Change in the pattern of headaches, constant sensation of vomiting, blurred vision can be the warning sign of a brain tumour that cannot be ignored.

A brain tumour is a cluster of abnormal cells that arises from the nervous tissues of the brain. It is the irregular proliferation of cells creating a tumour.

Brain tumours can either be benign, with no cancer cells or malignant, with cancer cells that grow quickly.

Common types of non-cancerous tumours are pituitary adenoma, meningioma, acoustic neuroma.

The cancerous tumours are gliomas, ependymomas, medulloblastomas, metastasis from cancers of different body parts, etc.

The symptoms mainly depend on the location of the tumour in the brain. The most common warning signs of brain tumours are as follows.

1. Seizures/ convulsions

A brain tumour may cause the neurons to fire uncontrollably leading to abnormal body movements. The seizure may be focal, involving one area of the body or it may be generalized involving the whole body. This usually happens when the tumour involves the parietal lobe of the brain, which controls the motor function of the body.

2. Imbalance/ giddiness

Loss of balance and clumsiness in fine movements are linked with tumours of the cerebellum. The cerebellum commonly known as the small brain which is behind the head and just above the neck area controls the balance of the body. So, a tumour in this location leads to vertigo, giddiness, or imbalance. Sometimes a person tends to sway towards one side while walking and feels like falling.

3. Visual disturbances or hearing loss

Blurred vision, double vision, partial or complete loss of vision can be signs of a brain tumour if it is in the occipital lobe, temporal lobe, brain stem or near the pituitary gland. The tumours may lead to pressure on optic pathways leading to visual disturbances. Pituitary adenoma and optic nerve meningiomas are the most common tumours leading to visual disturbances. Acoustic neuromas are tumours located in the nerve of the ear, which leads to hearing loss or some whistle-like noise in the ear (tinnitus).

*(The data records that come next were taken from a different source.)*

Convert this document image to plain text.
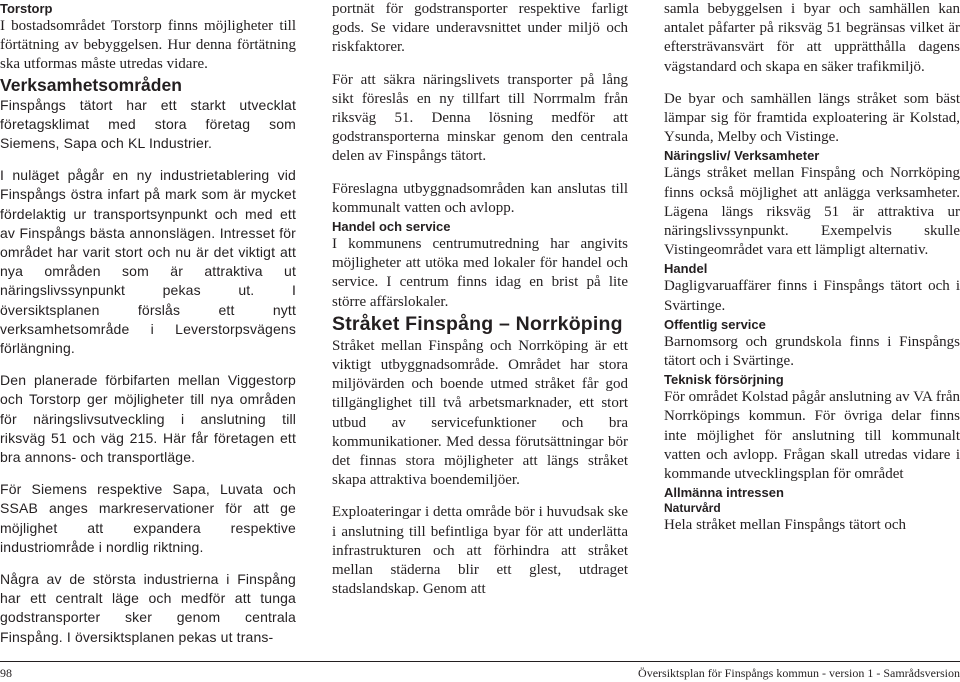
Torstorp

I bostadsområdet Torstorp finns möjligheter till förtätning av bebyggelsen. Hur denna förtätning ska utformas måste utredas vidare.

Verksamhetsområden

Finspångs tätort har ett starkt utvecklat företagsklimat med stora företag som Siemens, Sapa och KL Industrier.

I nuläget pågår en ny industrietablering vid Finspångs östra infart på mark som är mycket fördelaktig ur transportsynpunkt och med ett av Finspångs bästa annonslägen. Intresset för området har varit stort och nu är det viktigt att nya områden som är attraktiva ut näringslivssynpunkt pekas ut. I översiktsplanen förslås ett nytt verksamhetsområde i Leverstorpsvägens förlängning.

Den planerade förbifarten mellan Viggestorp och Torstorp ger möjligheter till nya områden för näringslivsutveckling i anslutning till riksväg 51 och väg 215. Här får företagen ett bra annons- och transportläge.

För Siemens respektive Sapa, Luvata och SSAB anges markreservationer för att ge möjlighet att expandera respektive industriområde i nordlig riktning.

Några av de största industrierna i Finspång har ett centralt läge och medför att tunga godstransporter sker genom centrala Finspång. I översiktsplanen pekas ut trans-

portnät för godstransporter respektive farligt gods. Se vidare underavsnittet under miljö och riskfaktorer.

För att säkra näringslivets transporter på lång sikt föreslås en ny tillfart till Norrmalm från riksväg 51. Denna lösning medför att godstransporterna minskar genom den centrala delen av Finspångs tätort.

Föreslagna utbyggnadsområden kan anslutas till kommunalt vatten och avlopp.

Handel och service

I kommunens centrumutredning har angivits möjligheter att utöka med lokaler för handel och service. I centrum finns idag en brist på lite större affärslokaler.

Stråket Finspång – Norrköping

Stråket mellan Finspång och Norrköping är ett viktigt utbyggnadsområde. Området har stora miljövärden och boende utmed stråket får god tillgänglighet till två arbetsmarknader, ett stort utbud av servicefunktioner och bra kommunikationer. Med dessa förutsättningar bör det finnas stora möjligheter att längs stråket skapa attraktiva boendemiljöer.

Exploateringar i detta område bör i huvudsak ske i anslutning till befintliga byar för att underlätta infrastrukturen och att förhindra att stråket mellan städerna blir ett glest, utdraget stadslandskap. Genom att

samla bebyggelsen i byar och samhällen kan antalet påfarter på riksväg 51 begränsas vilket är eftersträvansvärt för att upprätthålla dagens vägstandard och skapa en säker trafikmiljö.

De byar och samhällen längs stråket som bäst lämpar sig för framtida exploatering är Kolstad, Ysunda, Melby och Vistinge.

Näringsliv/ Verksamheter

Längs stråket mellan Finspång och Norrköping finns också möjlighet att anlägga verksamheter. Lägena längs riksväg 51 är attraktiva ur näringslivssynpunkt. Exempelvis skulle Vistingeområdet vara ett lämpligt alternativ.

Handel

Dagligvaruaffärer finns i Finspångs tätort och i Svärtinge.

Offentlig service

Barnomsorg och grundskola finns i Finspångs tätort och i Svärtinge.

Teknisk försörjning

För området Kolstad pågår anslutning av VA från Norrköpings kommun. För övriga delar finns inte möjlighet för anslutning till kommunalt vatten och avlopp. Frågan skall utredas vidare i kommande utvecklingsplan för området

Allmänna intressen
Naturvård

Hela stråket mellan Finspångs tätort och

98	Översiktsplan för Finspångs kommun - version 1 - Samrådsversion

4. Memory loss or personality changes

Tumours in the frontal or temporal lobe may lead to forgetfulness, changes in behaviour, confusion, changes in judgement and changes in speech. People tend to become agitated without any reason or may tend to become inactive in some situations. Usually, recent memory loss is a common symptom in such tumours.

5. Nausea/ vomiting

Nausea and vomiting may be a symptom of simple gastric disturbance but if it is persistent in nature and associated with projectile vomiting, it may signal an underlying brain problem. This usually happens because of oedema in the surrounding brain due to tumours.

6. Weakness in arms and legs (paralysis)

Altered perception of touch, pressure, weakness or decreased movements of limbs on one side are signs of a tumour located in the frontal or parietal lobe. Many times, patients just feel that their handwriting has changed, or the signature has changed because of weakness in their hands. Difficulty in swallowing and facial weakness is signs of brain stem tumours.

7. Headache

Headache may be experienced around the tumour area. Unlike the usual headache, it is persistent for more than a few days and is associated commonly with nausea, vomiting or other signs. The swelling near the tumour area leads to pressure on surrounding tissues and it leads to headache. It may be severe and experienced more in the early morning. The headache usually happens in many other conditions also, so only headache may not be the symptom in many brain tumours.